ANTT abre consulta pública sobre gratuidade para jovens de baixa renda nos transportes interestaduais

Jovens de baixa renda têm direito à gratuidade, mas ANTT quer aprimorar resolução

Segundo agência, objetivo é aprimorar procedimentos para a aplicação do Estatuto da Juventude

ADAMO BAZANI

Vai até às 18h do dia 1º de março de 2016, o prazo para que sejam enviadas sugestões para a ANTT – Agência Nacional de Transportes Terrestres aprimorar a minuta de resolução sobre os procedimentos a serem observados na aplicação do Estatuto da Juventude no âmbito dos serviços de transporte rodoviário interestadual de passageiros..

As sugestões são para que a ANTT aplique a lei e não para alterar a gratuidade e os descontos previstos pelo estatuto destinados aos jovens de baixa renda.

“A Lei nº 12.852/2013 instituiu o Estatuto da Juventude, conferindo aos jovens de baixa renda benefício tarifário no sistema de transporte coletivo interestadual, sendo reservadas duas vagas gratuitas por veículo e comboio ferroviário, assim como duas vagas com desconto de, no mínimo, 50% no valor das passagens a serem utilizadas após esgotadas as vagas gratuitas.

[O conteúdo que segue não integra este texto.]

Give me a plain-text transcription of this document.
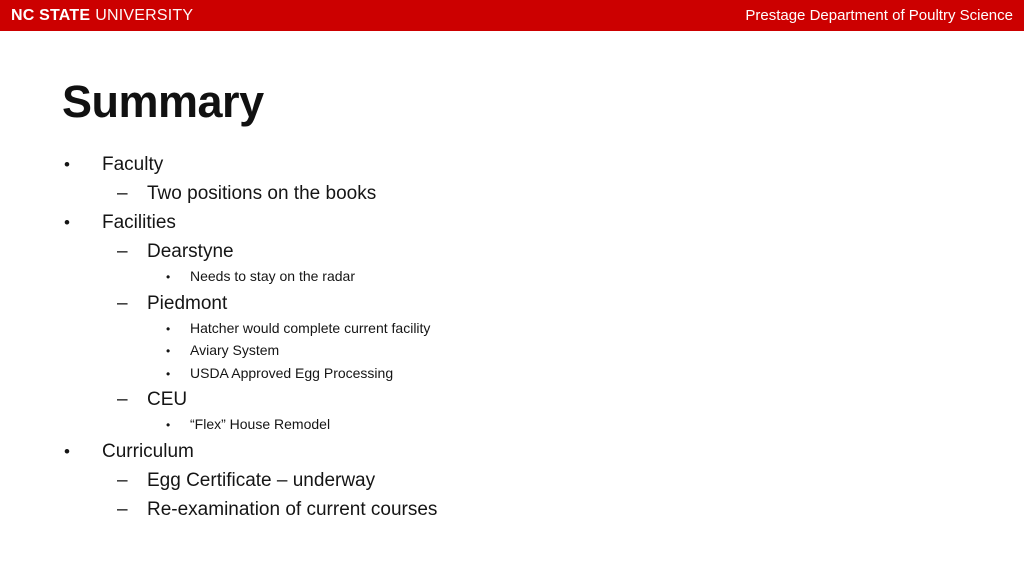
NC STATE UNIVERSITY	Prestage Department of Poultry Science
Summary
•	Faculty
–	Two positions on the books
•	Facilities
–	Dearstyne
•	Needs to stay on the radar
–	Piedmont
•	Hatcher would complete current facility
•	Aviary System
•	USDA Approved Egg Processing
–	CEU
•	“Flex” House Remodel
•	Curriculum
–	Egg Certificate – underway
–	Re-examination of current courses
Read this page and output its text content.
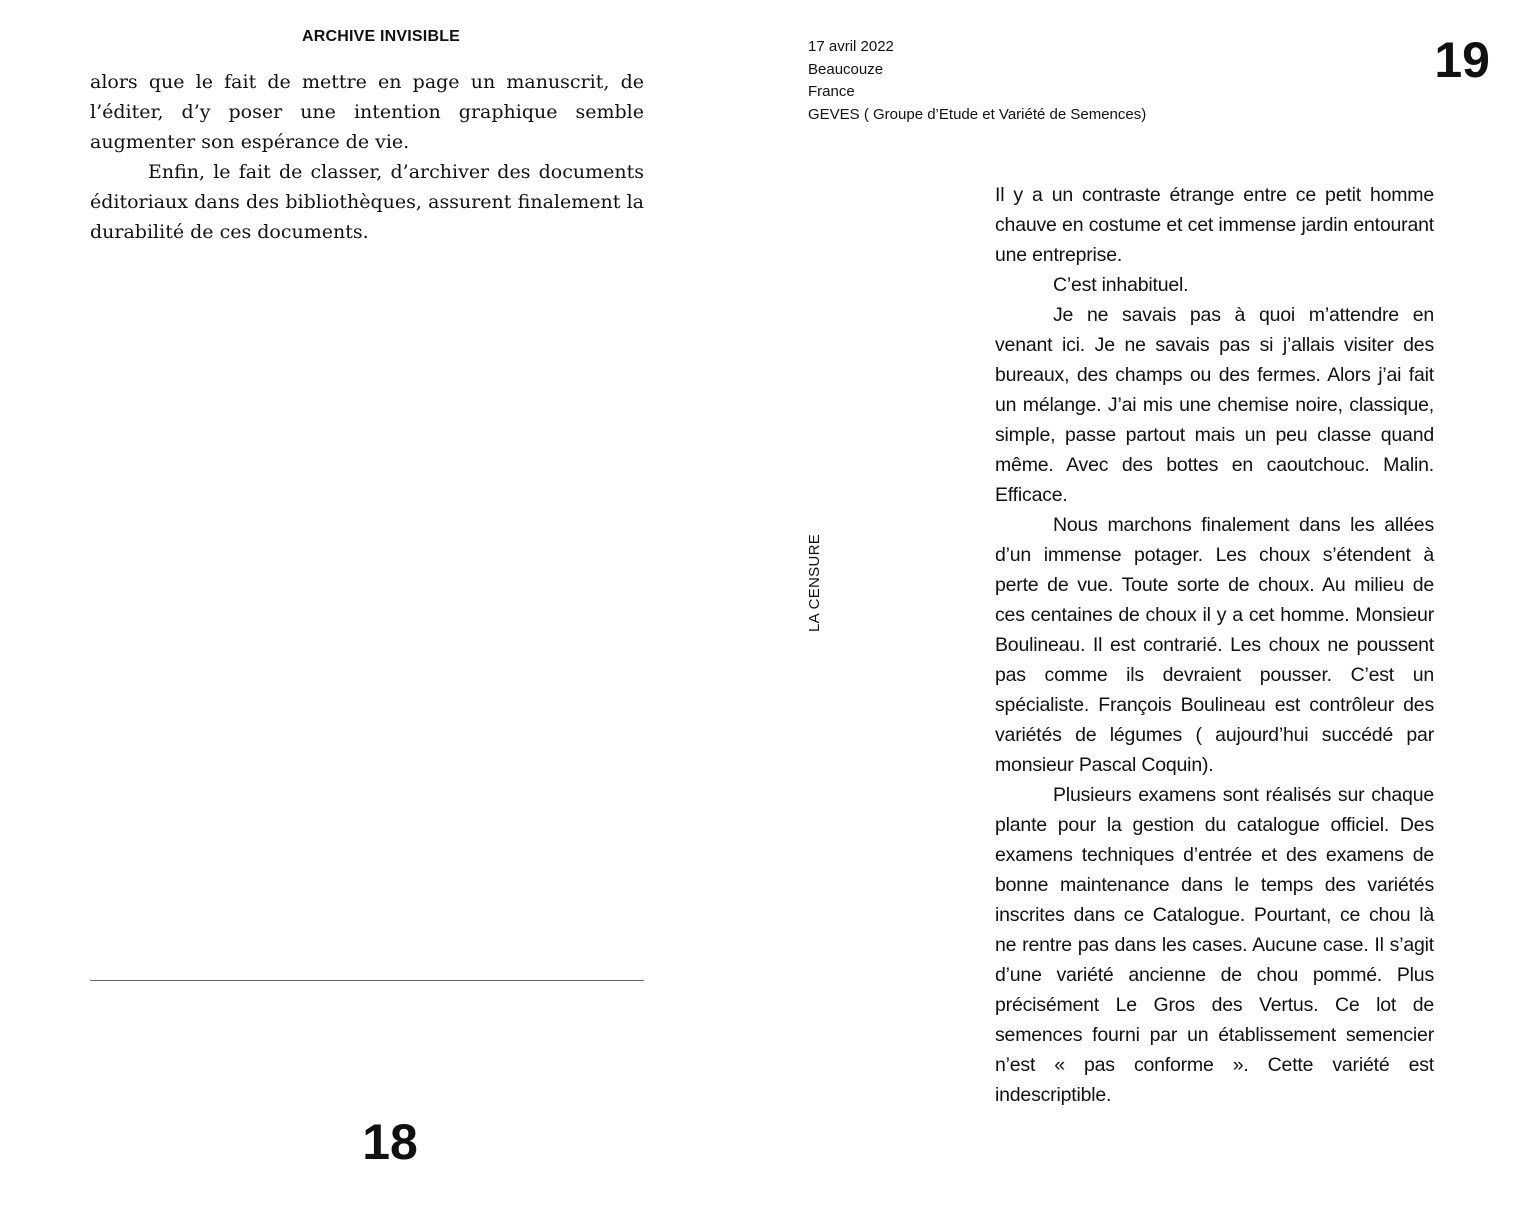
ARCHIVE INVISIBLE

alors que le fait de mettre en page un manuscrit, de l’éditer, d’y poser une intention graphique semble augmenter son espérance de vie.

Enfin, le fait de classer, d’archiver des documents éditoriaux dans des bibliothèques, assurent finalement la durabilité de ces documents.

18
17 avril 2022
Beaucouze
France
GEVES ( Groupe d’Etude et Variété de Semences)
19
LA CENSURE

Il y a un contraste étrange entre ce petit homme chauve en costume et cet immense jardin entourant une entreprise.

C’est inhabituel.

Je ne savais pas à quoi m’attendre en venant ici. Je ne savais pas si j’allais visiter des bureaux, des champs ou des fermes. Alors j’ai fait un mélange. J’ai mis une chemise noire, classique, simple, passe partout mais un peu classe quand même. Avec des bottes en caoutchouc. Malin. Efficace.

Nous marchons finalement dans les allées d’un immense potager. Les choux s’étendent à perte de vue. Toute sorte de choux. Au milieu de ces centaines de choux il y a cet homme. Monsieur Boulineau. Il est contrarié. Les choux ne poussent pas comme ils devraient pousser. C’est un spécialiste. François Boulineau est contrôleur des variétés de légumes ( aujourd’hui succédé par monsieur Pascal Coquin).

Plusieurs examens sont réalisés sur chaque plante pour la gestion du catalogue officiel. Des examens techniques d’entrée et des examens de bonne maintenance dans le temps des variétés inscrites dans ce Catalogue. Pourtant, ce chou là ne rentre pas dans les cases. Aucune case. Il s’agit d’une variété ancienne de chou pommé. Plus précisément Le Gros des Vertus. Ce lot de semences fourni par un établissement semencier n’est « pas conforme ». Cette variété est indescriptible.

A regulamentação do estatuto ocorreu em outubro de 2015, por meio do Decreto nº 8.537, que estabeleceu os procedimentos e os critérios para a reserva de vagas. Cabe à ANTT editar ato normativo, disciplinando o direito conferido aos jovens de baixa renda em cada veículo e comboio ferroviário do serviço convencional de transporte interestadual de passageiros. Para isso, elaborou a proposta de resolução e recebe contribuições da sociedade por meio desta audiência pública.” – explica a ANTT em nota.

As contribuições podem ser feitas por formulário no site da ANTT ou em audiência pública que será realizada no dia 25 de fevereiro, na sede da agência , SCES, Trecho 03, lote 10, Projeto Orla, Polo 08 – Brasília/DF.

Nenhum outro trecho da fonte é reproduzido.